Despite accelerating coal production, India finds itself in an energy mess thanks to billions of dollars invested in underperforming renewable energy technologies. Between 2014 and 2019, the Indian renewable energy industry received $64.4 billion in investment.
Instead, the country could have directed money to reliable and affordable coal power plants that would have cost only a fraction of the “green” waste. In 2016, India’s investment in renewable energy was equivalent to the construction costs of 11 coal-fired power plants. Also, several small-scale oil refineries may have been commissioned and put into operation in the last 10 years, reducing the need to import refined fuel at higher prices.
Many argue that a country like India is already using too much fossil fuel. But this argument fails when the nation raises fuel prices for those who can least afford it. There are 230 million people in India who earn less than $5 a day. For these people and millions of middle-class households, rising fuel prices mean rising costs for basic goods and transportation and a general stagnation of economic development.
Another fast-growing Asian economy is Vietnam, where leaders seem committed to increasing the share of “green” technologies in the energy market. This ignores the problems created by the country’s move away from fossil fuels.
During the past few weeks of volatile oil prices, analysts have lamented Vietnam’s missed opportunity to strengthen its domestic oil and gas infrastructure. Since February, gas retailers have faced severe shortages, with more than 300 gas and oil retailers across the country halting sales.
Situations like these could have been minimized had the country not been apathetic about energy security. A key reason for the high gas prices is declining output at the Nghi Son oil refinery, which did not receive enough government support to avoid financial difficulties and a 90 percent drop in output in January. The refinery serves 35 to 40 percent of the national gasoline market.
Economist Dinh Trong Thinh says, “When the plant’s output is unstable or has a problem, it will affect the Vietnamese oil market because the Nghi Son refinery’s market share is large.
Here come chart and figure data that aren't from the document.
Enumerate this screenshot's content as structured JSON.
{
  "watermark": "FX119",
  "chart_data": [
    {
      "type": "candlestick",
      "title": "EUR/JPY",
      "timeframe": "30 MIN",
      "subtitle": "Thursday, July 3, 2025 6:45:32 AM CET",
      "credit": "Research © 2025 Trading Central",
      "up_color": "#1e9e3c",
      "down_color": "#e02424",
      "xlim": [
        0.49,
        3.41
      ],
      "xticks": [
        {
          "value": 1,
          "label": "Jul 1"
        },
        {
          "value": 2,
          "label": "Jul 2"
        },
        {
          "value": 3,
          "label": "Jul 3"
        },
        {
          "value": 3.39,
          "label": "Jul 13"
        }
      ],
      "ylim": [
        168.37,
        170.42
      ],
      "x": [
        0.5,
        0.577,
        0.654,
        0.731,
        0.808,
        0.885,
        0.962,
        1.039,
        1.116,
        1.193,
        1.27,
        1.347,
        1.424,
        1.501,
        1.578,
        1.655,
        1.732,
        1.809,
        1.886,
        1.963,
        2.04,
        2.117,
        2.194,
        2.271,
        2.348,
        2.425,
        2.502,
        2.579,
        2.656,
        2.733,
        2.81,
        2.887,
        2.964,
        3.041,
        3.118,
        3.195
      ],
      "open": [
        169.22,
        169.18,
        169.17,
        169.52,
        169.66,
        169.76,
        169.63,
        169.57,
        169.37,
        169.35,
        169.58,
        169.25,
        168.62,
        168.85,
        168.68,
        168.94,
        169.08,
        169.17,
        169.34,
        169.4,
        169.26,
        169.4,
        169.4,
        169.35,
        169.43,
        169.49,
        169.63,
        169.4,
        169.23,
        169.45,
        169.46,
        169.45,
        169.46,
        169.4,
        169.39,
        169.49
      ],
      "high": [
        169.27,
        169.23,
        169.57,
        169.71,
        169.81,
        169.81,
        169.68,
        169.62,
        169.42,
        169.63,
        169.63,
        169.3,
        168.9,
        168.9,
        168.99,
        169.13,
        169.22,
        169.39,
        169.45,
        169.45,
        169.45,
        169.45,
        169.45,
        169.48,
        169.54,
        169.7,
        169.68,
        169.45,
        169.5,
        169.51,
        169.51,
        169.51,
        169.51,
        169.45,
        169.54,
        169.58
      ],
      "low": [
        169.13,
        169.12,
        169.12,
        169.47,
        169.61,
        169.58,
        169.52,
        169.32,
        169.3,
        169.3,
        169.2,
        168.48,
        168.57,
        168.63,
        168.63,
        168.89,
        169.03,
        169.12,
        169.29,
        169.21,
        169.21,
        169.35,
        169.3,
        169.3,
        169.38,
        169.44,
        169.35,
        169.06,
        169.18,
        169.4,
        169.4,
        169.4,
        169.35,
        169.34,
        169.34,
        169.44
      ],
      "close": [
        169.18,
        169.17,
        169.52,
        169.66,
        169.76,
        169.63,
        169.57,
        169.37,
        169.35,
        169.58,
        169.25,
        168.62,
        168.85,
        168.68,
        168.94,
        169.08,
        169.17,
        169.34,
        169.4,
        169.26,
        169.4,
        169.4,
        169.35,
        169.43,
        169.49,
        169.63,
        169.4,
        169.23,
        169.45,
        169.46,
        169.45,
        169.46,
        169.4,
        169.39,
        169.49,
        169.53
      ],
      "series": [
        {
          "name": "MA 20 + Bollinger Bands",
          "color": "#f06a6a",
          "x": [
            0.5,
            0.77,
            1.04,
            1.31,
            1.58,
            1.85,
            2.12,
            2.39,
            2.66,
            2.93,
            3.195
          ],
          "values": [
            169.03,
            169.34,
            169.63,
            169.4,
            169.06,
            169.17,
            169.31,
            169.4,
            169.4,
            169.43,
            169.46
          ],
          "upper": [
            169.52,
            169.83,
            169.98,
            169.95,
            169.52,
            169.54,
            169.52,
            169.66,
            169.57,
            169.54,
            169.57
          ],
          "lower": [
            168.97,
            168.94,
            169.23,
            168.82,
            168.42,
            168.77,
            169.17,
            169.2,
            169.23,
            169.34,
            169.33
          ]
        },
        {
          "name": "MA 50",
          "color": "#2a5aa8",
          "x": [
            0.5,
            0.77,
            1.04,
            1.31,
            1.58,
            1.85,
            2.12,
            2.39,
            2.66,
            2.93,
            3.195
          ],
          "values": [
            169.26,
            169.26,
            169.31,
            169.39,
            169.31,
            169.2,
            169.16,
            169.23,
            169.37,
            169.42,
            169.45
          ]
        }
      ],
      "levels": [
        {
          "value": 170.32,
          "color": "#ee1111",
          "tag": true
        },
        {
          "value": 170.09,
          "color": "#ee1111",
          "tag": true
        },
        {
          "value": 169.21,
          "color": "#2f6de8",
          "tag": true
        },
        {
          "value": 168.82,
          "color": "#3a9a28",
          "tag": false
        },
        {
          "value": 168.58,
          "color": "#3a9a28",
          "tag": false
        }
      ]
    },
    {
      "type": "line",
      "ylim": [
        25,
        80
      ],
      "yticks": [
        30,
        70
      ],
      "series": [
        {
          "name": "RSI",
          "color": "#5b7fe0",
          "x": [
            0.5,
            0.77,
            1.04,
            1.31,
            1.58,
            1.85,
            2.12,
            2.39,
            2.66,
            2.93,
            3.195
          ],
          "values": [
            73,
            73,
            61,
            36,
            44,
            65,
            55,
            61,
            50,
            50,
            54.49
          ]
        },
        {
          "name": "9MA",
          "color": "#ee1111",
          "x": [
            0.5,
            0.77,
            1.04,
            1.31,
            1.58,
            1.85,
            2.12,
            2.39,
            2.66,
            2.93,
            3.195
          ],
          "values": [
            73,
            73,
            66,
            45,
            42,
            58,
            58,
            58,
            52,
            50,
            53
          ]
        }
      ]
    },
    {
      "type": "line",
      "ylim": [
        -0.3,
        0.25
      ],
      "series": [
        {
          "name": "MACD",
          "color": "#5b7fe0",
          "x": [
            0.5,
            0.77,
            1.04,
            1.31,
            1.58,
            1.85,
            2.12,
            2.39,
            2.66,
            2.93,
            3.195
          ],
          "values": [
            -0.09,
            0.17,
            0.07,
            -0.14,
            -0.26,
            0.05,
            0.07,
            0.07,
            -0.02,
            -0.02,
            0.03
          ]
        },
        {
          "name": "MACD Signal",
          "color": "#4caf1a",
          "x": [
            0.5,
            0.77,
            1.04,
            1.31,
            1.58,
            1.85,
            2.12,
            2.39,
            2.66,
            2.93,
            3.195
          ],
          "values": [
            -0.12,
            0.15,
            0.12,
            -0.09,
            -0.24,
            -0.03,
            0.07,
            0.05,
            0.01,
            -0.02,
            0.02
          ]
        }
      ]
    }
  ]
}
The risk of a factory closing is an important issue for the oil sector in particular and the economy in general, which urgently needs the intervention of the State management bodies”.
However, this urgency is not reflected in the government’s actions to withhold an environmental tax that raises fuel prices and continue to invest in renewable energy projects that do nothing to improve energy security.
It is time for developing economies to stop experimenting with proven failures like wind and solar power and start developing infrastructure that can address international price volatility.
Vijay Jayaraj is a contributing writer for the CO2 Coalition and has a master’s degree in environmental science from the University of East Anglia, England. He resides in Bangalore, India.